林風揚和柳清漪被執法弟子像拖兩條鹹魚一樣,從粘性陷阱裡撈出來,一路滴答著不明膠狀物,扔進了執法堂的特彆禁閉室。
說是禁閉室,其實就是兩間相鄰的、加了重重禁製的石屋,隔音效果約等於無。畢竟這兩位目前是“走火入魔兼疑似中邪”狀態,而非十惡不赦的罪犯,待遇還算“人道”。
身上的粘膠好不容易被清理乾淨過程十分慘烈,堪比脫毛),奇癢感也在雲珩那一道清心咒下稍稍緩解,但兩人內心的恐懼和崩潰卻絲毫未減。
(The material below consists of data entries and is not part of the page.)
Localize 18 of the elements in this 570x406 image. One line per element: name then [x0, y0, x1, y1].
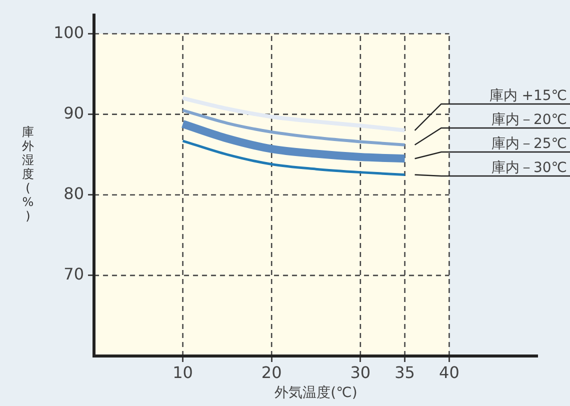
y-tick-label: 80: [64, 184, 84, 204]
y-axis-title: 庫外湿度(%): [22, 124, 34, 223]
text: 庫内 +15℃: [489, 88, 567, 104]
line-series: [181, 108, 406, 146]
x-tick-label: 35: [394, 362, 415, 382]
x-tick-label: 40: [439, 362, 460, 382]
text: 庫内－25℃: [491, 136, 567, 152]
x-axis-title: 外気温度(℃): [274, 385, 358, 402]
x-tick-label: 30: [350, 362, 371, 382]
x-tick-label: 10: [172, 362, 193, 382]
y-tick-label: 70: [64, 264, 84, 284]
line-series: [180, 96, 407, 132]
y-tick-label: 100: [53, 22, 84, 42]
y-tick-label: 90: [64, 103, 84, 122]
text: 庫内－30℃: [491, 160, 567, 176]
line-series: [182, 140, 406, 176]
text: 庫内－20℃: [491, 112, 567, 128]
x-tick-label: 20: [261, 362, 282, 382]
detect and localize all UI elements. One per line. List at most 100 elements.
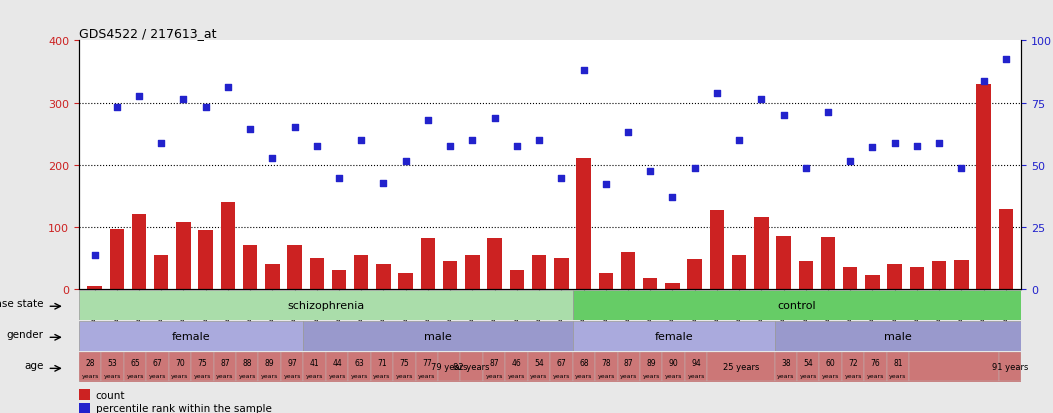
Point: [887, 140, 903, 147]
Text: 91 years: 91 years: [992, 363, 1029, 371]
Text: years: years: [845, 373, 861, 378]
Text: 97: 97: [287, 358, 297, 367]
Bar: [421, 238, 435, 289]
Point: [931, 140, 948, 147]
Bar: [621, 252, 635, 289]
Bar: [888, 264, 902, 289]
Text: years: years: [575, 373, 593, 378]
Text: 76: 76: [871, 358, 880, 367]
Text: female: female: [654, 331, 693, 341]
Text: years: years: [305, 373, 323, 378]
Bar: [354, 255, 369, 289]
Bar: [684, 352, 708, 382]
Text: 25 years: 25 years: [722, 363, 759, 371]
Text: years: years: [261, 373, 278, 378]
Text: years: years: [239, 373, 256, 378]
Point: [309, 143, 325, 150]
Text: 87: 87: [490, 358, 499, 367]
Point: [997, 57, 1014, 63]
Bar: [708, 352, 775, 382]
Text: 75: 75: [399, 358, 410, 367]
Text: years: years: [867, 373, 885, 378]
Text: 60: 60: [826, 358, 835, 367]
Bar: [236, 352, 258, 382]
Bar: [101, 352, 124, 382]
Bar: [843, 268, 857, 289]
Point: [597, 182, 614, 188]
Bar: [483, 352, 505, 382]
Bar: [214, 352, 236, 382]
Text: 54: 54: [534, 358, 543, 367]
Text: male: male: [424, 331, 452, 341]
Bar: [132, 215, 146, 289]
Bar: [932, 261, 947, 289]
Bar: [349, 352, 371, 382]
Point: [197, 105, 214, 112]
Point: [486, 116, 503, 122]
Text: years: years: [777, 373, 795, 378]
Text: 28: 28: [85, 358, 95, 367]
Bar: [221, 202, 235, 289]
Point: [153, 140, 170, 147]
Text: 67: 67: [557, 358, 567, 367]
Bar: [573, 321, 775, 351]
Bar: [910, 268, 925, 289]
Bar: [443, 261, 457, 289]
Point: [731, 137, 748, 144]
Point: [419, 117, 436, 124]
Bar: [798, 261, 813, 289]
Bar: [554, 258, 569, 289]
Bar: [976, 85, 991, 289]
Bar: [192, 352, 214, 382]
Point: [709, 91, 726, 97]
Point: [797, 165, 814, 172]
Point: [219, 85, 236, 91]
Point: [108, 104, 125, 111]
Bar: [754, 218, 769, 289]
Bar: [732, 255, 747, 289]
Text: years: years: [642, 373, 660, 378]
Point: [331, 176, 347, 182]
Bar: [488, 238, 502, 289]
Bar: [909, 352, 999, 382]
Bar: [198, 230, 213, 289]
Point: [641, 168, 658, 175]
Text: years: years: [531, 373, 548, 378]
Point: [131, 94, 147, 100]
Bar: [954, 260, 969, 289]
Point: [865, 145, 881, 151]
Bar: [325, 352, 349, 382]
Bar: [332, 271, 346, 289]
Bar: [154, 255, 168, 289]
Text: 63: 63: [355, 358, 364, 367]
Text: age: age: [24, 361, 43, 370]
Text: 81: 81: [893, 358, 902, 367]
Text: 77: 77: [422, 358, 432, 367]
Bar: [393, 352, 416, 382]
Text: years: years: [104, 373, 121, 378]
Bar: [866, 275, 879, 289]
Bar: [643, 278, 657, 289]
Bar: [371, 352, 393, 382]
Text: percentile rank within the sample: percentile rank within the sample: [96, 403, 272, 413]
Text: years: years: [81, 373, 99, 378]
Point: [909, 143, 926, 150]
Point: [397, 159, 414, 166]
Bar: [303, 352, 325, 382]
Text: years: years: [283, 373, 301, 378]
Bar: [438, 352, 460, 382]
Point: [687, 165, 703, 172]
Text: 87: 87: [220, 358, 230, 367]
Bar: [310, 258, 324, 289]
Text: 46: 46: [512, 358, 521, 367]
Bar: [776, 236, 791, 289]
Bar: [998, 210, 1013, 289]
Bar: [79, 290, 573, 320]
Point: [264, 156, 281, 162]
Bar: [460, 352, 483, 382]
Text: years: years: [508, 373, 525, 378]
Text: 79 years: 79 years: [431, 363, 468, 371]
Bar: [168, 352, 192, 382]
Bar: [842, 352, 865, 382]
Bar: [398, 274, 413, 289]
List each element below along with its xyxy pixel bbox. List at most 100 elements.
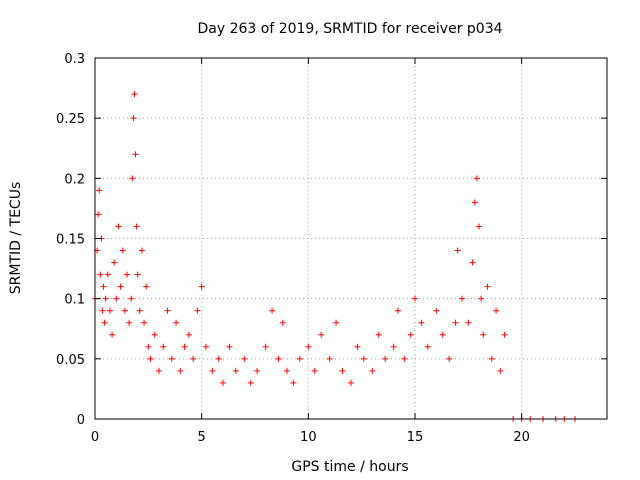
data-point — [305, 343, 312, 350]
data-point — [375, 331, 382, 338]
data-point — [326, 355, 333, 362]
data-point — [501, 331, 508, 338]
data-point — [185, 331, 192, 338]
data-point — [418, 319, 425, 326]
data-point — [333, 319, 340, 326]
axis-ticks: 0 0.05 0.1 0.15 0.2 0.25 0.3 0 5 10 15 20 — [56, 52, 607, 445]
data-point — [99, 307, 106, 314]
data-point — [95, 211, 102, 218]
data-point — [296, 355, 303, 362]
data-point — [226, 343, 233, 350]
y-tick-label: 0.1 — [64, 293, 85, 308]
data-point — [458, 295, 465, 302]
data-point — [452, 319, 459, 326]
data-point — [131, 91, 138, 98]
data-point — [493, 307, 500, 314]
data-point — [190, 355, 197, 362]
data-point — [220, 379, 226, 386]
data-point — [369, 367, 376, 374]
y-tick-label: 0.2 — [64, 172, 85, 187]
data-point — [96, 187, 103, 194]
y-tick-label: 0.05 — [56, 353, 85, 368]
data-point — [484, 283, 491, 290]
data-point — [412, 295, 418, 302]
data-point — [390, 343, 397, 350]
data-point — [164, 307, 171, 314]
data-point — [241, 355, 248, 362]
data-point — [497, 367, 504, 374]
y-tick-label: 0.15 — [56, 233, 85, 248]
data-point — [269, 307, 276, 314]
data-point — [311, 367, 318, 374]
y-tick-label: 0.25 — [56, 112, 85, 127]
data-point — [160, 343, 167, 350]
data-point — [111, 259, 118, 266]
y-axis-label: SRMTID / TECUs — [8, 182, 24, 295]
data-point — [124, 271, 130, 278]
data-point — [232, 367, 239, 374]
data-point — [339, 367, 346, 374]
x-tick-label: 20 — [513, 430, 530, 445]
data-point — [129, 175, 136, 182]
data-point — [104, 271, 111, 278]
data-point — [151, 331, 158, 338]
x-tick-label: 15 — [407, 430, 424, 445]
data-point — [194, 307, 201, 314]
data-point — [117, 283, 124, 290]
data-point — [465, 319, 472, 326]
data-point — [247, 379, 254, 386]
data-point — [290, 379, 297, 386]
data-point — [473, 175, 480, 182]
data-point — [181, 343, 188, 350]
data-point — [209, 367, 216, 374]
data-point — [143, 283, 150, 290]
grid-lines — [94, 57, 607, 420]
data-point — [476, 223, 482, 230]
data-point — [279, 319, 286, 326]
data-point — [394, 307, 401, 314]
data-point — [254, 367, 261, 374]
x-axis-label: GPS time / hours — [291, 459, 408, 475]
data-point — [439, 331, 446, 338]
data-point — [478, 295, 485, 302]
data-point — [109, 331, 116, 338]
data-point — [480, 331, 487, 338]
data-point — [128, 295, 135, 302]
data-point — [446, 355, 453, 362]
x-tick-label: 0 — [91, 430, 99, 445]
data-point — [348, 379, 354, 386]
data-point — [136, 307, 143, 314]
data-point — [407, 331, 414, 338]
data-point — [488, 355, 495, 362]
data-point — [115, 223, 122, 230]
x-tick-label: 10 — [300, 430, 317, 445]
data-point — [113, 295, 120, 302]
chart-title: Day 263 of 2019, SRMTID for receiver p03… — [197, 21, 502, 37]
data-point — [275, 355, 282, 362]
data-point — [156, 367, 162, 374]
data-point — [382, 355, 389, 362]
data-point — [97, 271, 104, 278]
data-point — [360, 355, 367, 362]
data-point — [145, 343, 152, 350]
x-tick-label: 5 — [198, 430, 206, 445]
data-point — [121, 307, 128, 314]
data-point — [134, 271, 141, 278]
data-point — [433, 307, 440, 314]
data-points — [92, 91, 578, 422]
data-point — [215, 355, 222, 362]
data-point — [126, 319, 133, 326]
y-tick-label: 0 — [77, 413, 85, 428]
data-point — [119, 247, 126, 254]
data-point — [141, 319, 148, 326]
data-point — [202, 343, 209, 350]
data-point — [198, 283, 205, 290]
data-point — [284, 367, 290, 374]
data-point — [471, 199, 478, 206]
data-point — [401, 355, 408, 362]
data-point — [101, 319, 108, 326]
data-point — [130, 115, 137, 122]
data-point — [354, 343, 361, 350]
data-point — [177, 367, 184, 374]
data-point — [424, 343, 431, 350]
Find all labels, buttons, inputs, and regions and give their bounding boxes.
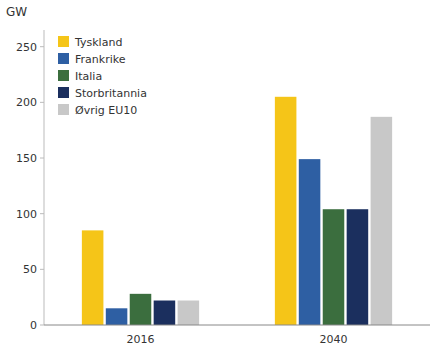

“是她!一定是她!”柳清漪抱著膝蓋縮在牆角,眼神渙散,喃喃自語,“一切都是她的陰謀!從我們‘回來’開始,就在她的算計之中!那些流言!那些丹藥!還有今天的陷阱和惡臭……都是她用來折磨我們的手段!”
隔壁的林風揚狀態也沒好到哪裡去,他靠著冰冷的石牆,麵色灰敗。他比柳清漪想得更多一層:洛璃如果真有如此通天徹地之能,布置下這般環環相扣的折磨之局,那她的目的是什麼?僅僅是為了報複?還是……有更深的圖謀?比如,他們的重生本身就在她的計劃之中?
這個想法讓他不寒而栗。
就在兩人沉浸在自己的恐怖腦補中無法自拔時,石屋的門被打開了。
一名麵容古板、眼神銳利的執法長老走了進來,身後還跟著兩個做記錄的弟子。長老先是去了柳清漪那間。
“柳清漪,”長老聲音嚴肅,“關於今日擅闖同門院落,以及此前言行異常之事,你作何解釋?”
柳清漪猛地抬頭,眼中充滿血絲,尖聲道:“解釋?還有什麼好解釋的!都是洛璃!是她在害我們!她給我們下了詛咒!她勾結外魔!長老!你們快去抓她!不然我們都得死!”
長老眉頭緊鎖:“休得胡言!證據何在?豈可憑空誣陷同門!”
“證據?那些流言就是證據!那些讓人做噩夢的丹藥就是證據!今天的陷阱和惡臭就是證據!”柳清漪激動地手舞足蹈,“她就是想看我們發瘋!看我們出醜!她就是個惡魔!重生回來的惡魔!”
“重生?”長老捕捉到這個詭異的詞,臉色更加凝重,“什麼重生?說清楚!”
柳清漪卻像是被這個詞刺激到了,猛地抱住頭:“不能說!說了她會知道的!她會用更可怕的手段對付我們!詛咒!對!是古老的詛咒!我們中了她的詛咒!”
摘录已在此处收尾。